Zur Arbeit fahren zum Beispiel werktags 51 Prozent der Leipziger mit dem Auto (Bürgerumfrage 2013), 22 Prozent nehmen Bus und Bahn, 18 Prozent das Fahrrad.

Zum Einkauf ist es noch deutlicher. Da hat Konrad Riedel Recht, wenn er der LVZ erzählt: “Die Zahl der älteren Bürger Leipzigs steigt in den nächsten Jahren stetig an, damit auch die derjenigen, die das Auto für ihre Einkäufe benutzen müssen – weil der Leipziger Stadtentwicklungsplan Zentren mit seiner Center-Politik den Einzelhandel großflächig verdrängt hat.”

Dafür lieben wir den knorrigen CDU-Mann. Denn damit hat er Recht. Und ist zu recht sauer. Denn diese seit über 15 Jahren auf Center fixierte Politik hat ganze Straßen leer gefegt von kleinen, laufnahen Geschäften. Nicht weil die großen Märkte so schön bequem alles auf einem Fleck bieten, sondern weil sie den kleinen Händlern die notwendigen Mindestumsätze abgeluchst haben. Konrad Riedel hat es ja vor über 15 Jahren als selbstständiger Bäckermeister in der Delitzscher Straße selbst erlebt. Durch den Umbau der Delitzscher Straße und den Bau des Eutritzsch-Zentrums sind 34 kleinere Geschäfte im Umkreis verschwunden. Auch seine Bäckerei, die auch nach der Übernahme durch einen anderen Betreiber keine Chance hatte.

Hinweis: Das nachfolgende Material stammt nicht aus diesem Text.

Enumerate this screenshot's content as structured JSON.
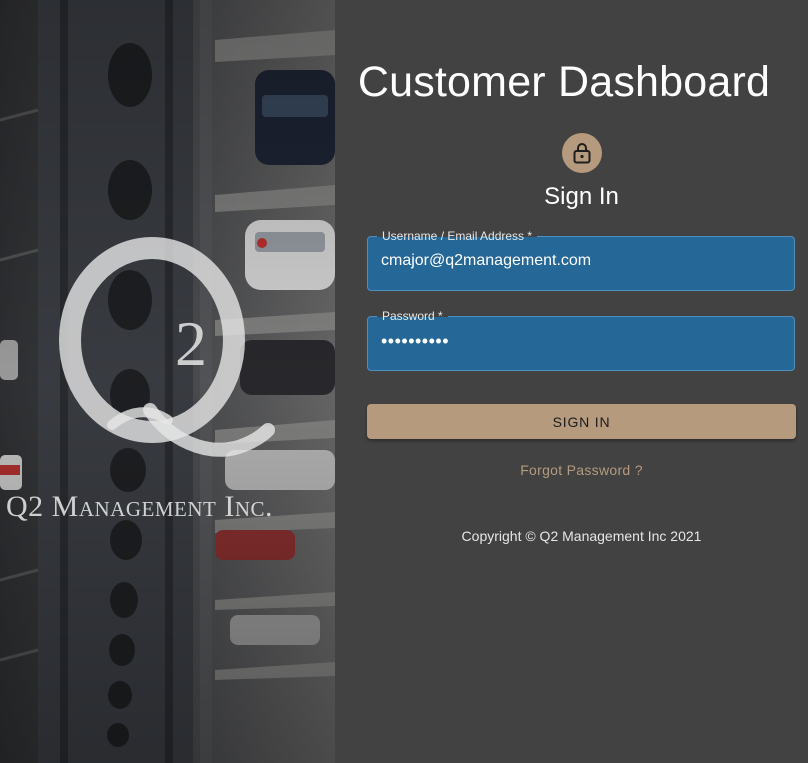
{
  "brand": {
    "logo_letters": "Q2",
    "logo_text": "Q2 Management Inc."
  },
  "panel": {
    "title": "Customer Dashboard",
    "lock_icon": "lock-icon",
    "signin_heading": "Sign In"
  },
  "form": {
    "username": {
      "label": "Username / Email Address *",
      "value": "cmajor@q2management.com"
    },
    "password": {
      "label": "Password *",
      "value": "••••••••••"
    },
    "submit_label": "SIGN IN",
    "forgot_label": "Forgot Password ?"
  },
  "footer": {
    "copyright": "Copyright © Q2 Management Inc 2021"
  },
  "colors": {
    "panel_bg": "#424242",
    "accent": "#b59a7e",
    "field_bg": "#256797"
  }
}
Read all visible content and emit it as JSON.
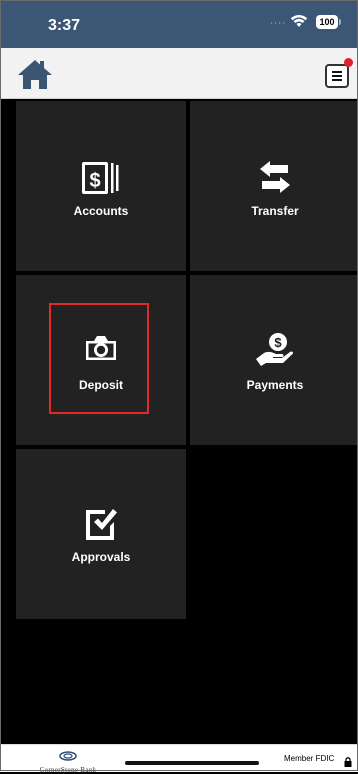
{
  "status_bar": {
    "time": "3:37",
    "battery": "100",
    "signal_text": "∙∙∙∙"
  },
  "header": {
    "home_icon": "house-icon",
    "menu_icon": "hamburger-menu-icon",
    "notification_color": "#e0202a"
  },
  "tiles": [
    {
      "label": "Accounts",
      "icon": "dollar-bill-icon"
    },
    {
      "label": "Transfer",
      "icon": "transfer-arrows-icon"
    },
    {
      "label": "Deposit",
      "icon": "camera-icon"
    },
    {
      "label": "Payments",
      "icon": "hand-coin-icon"
    },
    {
      "label": "Approvals",
      "icon": "checkbox-icon"
    }
  ],
  "highlight_color": "#e02a2a",
  "footer": {
    "bank_name": "CornerStone Bank",
    "member_text": "Member FDIC"
  },
  "colors": {
    "status_bar": "#3c5675",
    "tile": "#222222",
    "background": "#000000",
    "home_icon": "#3a5673"
  }
}
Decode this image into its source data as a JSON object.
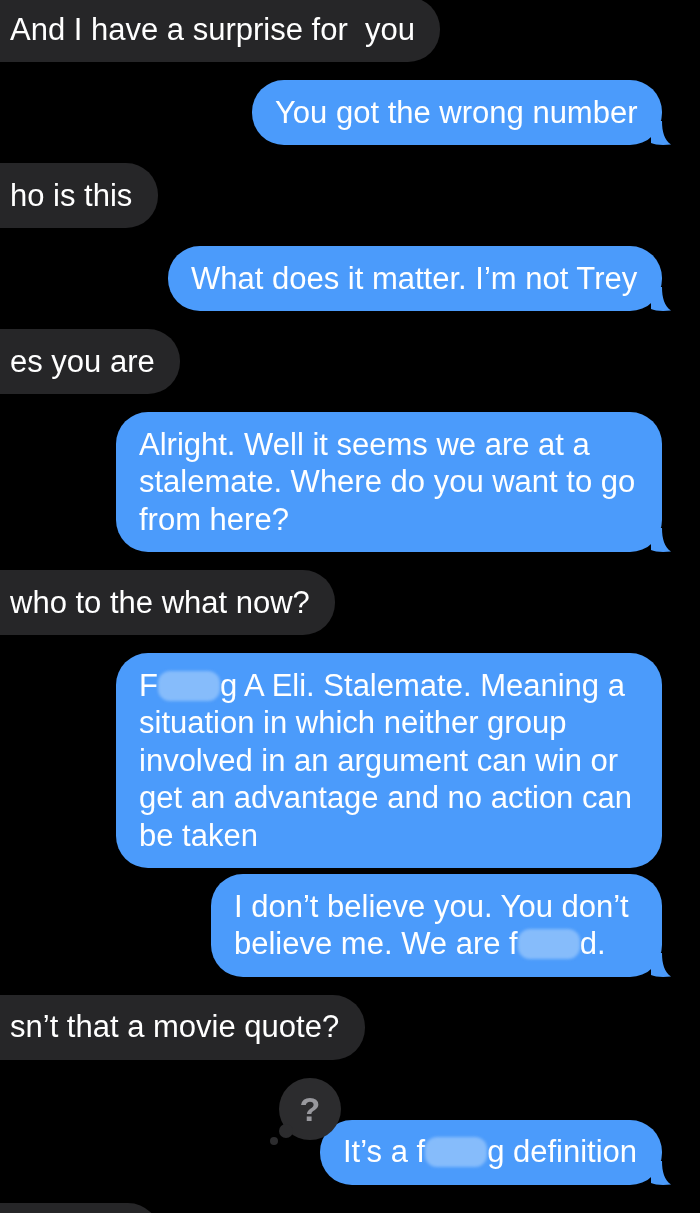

Konrad Riedel zur LVZ: “So gibt es zwischen Eutritzscher Markt und Wiederitzsch gar kein Geschäft mehr. Deshalb erledigen viele nicht nur ältere Bürger ihre Einkäufe per Auto einmal wöchentlich in den Centern oder auf der grünen Wiese. All diese Leute mit dem Rad loszuschicken, ist unmöglich.“

Manchmal ist es auch einfach gefährlich, weil die Verkehrsstrukturen fürs Radfahren jenseits einiger ausgebauter Routen geradezu kümmerlich bis hochgefährlich sind. Nicht nur für Ältere.

Und die Zentren-Struktur sorgt dafür, dass viele Leipziger sich teils animiert, teils gezwungen sehen, für den Familieneinkauf das Auto zu nehmen. 56 Prozent der Leipziger taten das 2013. Eine Veränderung ist nicht in Sicht. Mit dem Fahrrad fuhren 10 Prozent zum Einkauf, 23 Prozent aber gingen zu Fuß.

Wobei zu betonen ist: Es gibt längst drei Lebensbereiche, in denen das Auto in Leipzig schon lange nicht mehr die Nr. 1 ist.

Das beginnt mit der Innenstadt (wo nur 24 Prozent der Leipziger noch unbedingt mit dem Auto hinfahren), geht in der Ausbildung weiter (27 Prozent) und hat ja bekanntlich 2012 auch erstmals den Freizeitverkehr erfasst, als das Fahrrad größere Anteile hatte als das Auto (2013 gab es da mit 36 : 36 Prozent einen Gleichstand).

Diese Werte in der Bürgerumfrage zeigen recht deutlich, dass sich die Verkehrsmittelwahl von Lebensbereich zu Lebensbereich oft gravierend unterscheidet und dass sich Verkehrsverhalten auch verändert, wenn sich die Bedingungen für manche Verkehrsarten (bessere Radwege z.B.) verbessern. Das kann man nicht erzwingen. Und von Zwang ist im ganzen 100-Seiten-Entwurf zum STEP Verkehr auch keine Rede. Und aus gutem Grund wird Wirtschaftsverkehr nicht mit Individualverkehr vermischt. Nicht mal Leipzigs Verwaltung käme auf die Schnapsidee, Handwerker nun mit dem Fahrrad fahren zu lassen oder Lieferdienste mit der Straßenbahn.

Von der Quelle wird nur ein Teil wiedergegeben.